Wednesday, January 28, 2015

Greek Times

I just finished reading Dirty Rush by Taylor Bell.

Taylor Bell comes from a long line of Beta Zeta sorority sisters, who all expect her to pledge upon starting at the university. But Taylor has other plans: she's determined to give her family the proverbial middle finger and destroy the rich tradition they hold so dear by eschewing sorority life altogether.
However, Taylor's resolve soon melts when she falls in with a group of hilarious, ultra-saucy girls, who introduce her to all things Greek and soften her to the idea of joining. Resigned to the fate the Greek gods have dealt her, Taylor pledges Beta Zeta and embarks on a collegiate career filled with the kind of carousing sure to make any sorority sister proud.  (from the ad copy)

A coworker, who is a sorority aluma told me about it, so I read it.  For those who don't know, I wrote a book about my fraternity experiences.  Maybe someday I'll post chapters here.  I pledged Phi Kappa Sigma at Drexel University and transferred to Penn State.

Me Bartending at a fraternity social, 1987

I'm fascinated by this book.  I'd heard all the rumors about sorority life while I was in a fraternity at Penn State, but I was friends with very few sorority women.  For the most part, they ignored me, or looked at me like I was a maggot infested corpse.  And this despite me being a member of the "top fraternity on campus" as rated by the sororities.

I always wondered if they were warned away from me by fraternity brothers (I was a skinny little transfer student in a house full of jocks and ex-jocks) or if I was just that repulsive.  Or both.

Here's the thing- the brothers at the PSU chapter knew I was different.  They just didn't know HOW different.  I knew, but was burying it as deep as I could with denial, alcohol, and violence- you know everything I thought was Manly.

Manly?  At the fraternity house, July 2013

And maybe that difference kept us from really bonding.  These days I'm in semi-regular touch with less than five of the over 100 brothers I met at Penn State between 1986-88.  And one of THOSE just argues politics with me.  My Drexel pledge brothers- the ones I was supposed to be closest to my whole life?  I'm Facialbook friends with three out of ten.  We don't talk often.

Don't get me wrong- the ones I still speak to are people I respect and WANT to be in touch with.  They're great guys.  I wouldn't speak to them if they weren't.  Add to that the fact that they've taken my transition in stride.  It's just that there are so few.

Regrets?  I've had a few.

So I read this book, and I thought about a few things.  For example, if Wife and I had kids right after we were married, they would be college age right now.  One of my Drexel roomies has a son at PSU right now, and, according to facialbook, he's having an amazing experience.  (And it's uncanny how much the son looks like his father.  Downright spooky.)

I have a daughter.  I remember thinking while I was still in college that I would Never want a daughter to join a sorority.  Not that the choice would be mine.  How could I warn her away or forbid her?  After all, I went Greek in my college days.  It would be hypocritical.

I read this book and my first real impression is that the actives today get away with things we never would've dreamed of doing.  College antics from my day must seem Quaint to today's students.

Toga Party, 1988, Selfie 80s style.
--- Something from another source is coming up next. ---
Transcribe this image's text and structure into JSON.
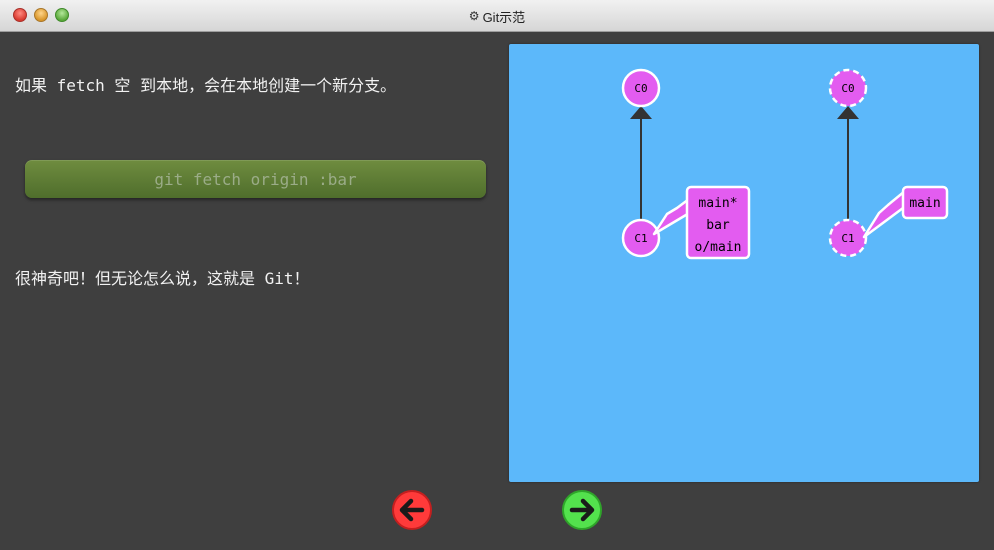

No, it's not me.

Remember, I was in college thirty years ago.  That would be like comparing my college experience to the experiences of college students in the 1950s.  Things have changed so much.  If this book is to be believed, college students have so much more sex and parties than we ever had.  They also have far more drugs than we had- and as I came up in the 80s, that's saying something!  I think about my ex-roomie's son at PSU, and the temptations he must face, but I know his parents raised him right, so I'm sure he's fine.

But what will college be like when my daughter goes ten years from now?  And what will Greek life be like?

I look at the headlines about date rape drugs and things we never did ("What?  you're so lame that you can't get laid when she's sober?  Loser!") and I'm afraid for my daughter.  I hope Wife and I can raise her right.  Of course as I currently rarely see her, my input is limited.

Yes, this scares me.

On another point, I wonder what it would've been like to be in a sorority back in my day.  I'll never know.  More regrets.

So anyway.  Dirty Rush.  Do I recommend it?  If you're Greek, it's a fun read.  If you're not, then it's not going to have the same impact.  I really enjoyed it though.  It could've been a little less predictable, but it was a fun read.

I know a lot of my Trans-sisters were Greek as well (Sirena and Amanda were in the same fraternity!).  If you want to send me a funny story or two, I'll collect them and post them if you wish.  Maybe we can make a book of OUR stories!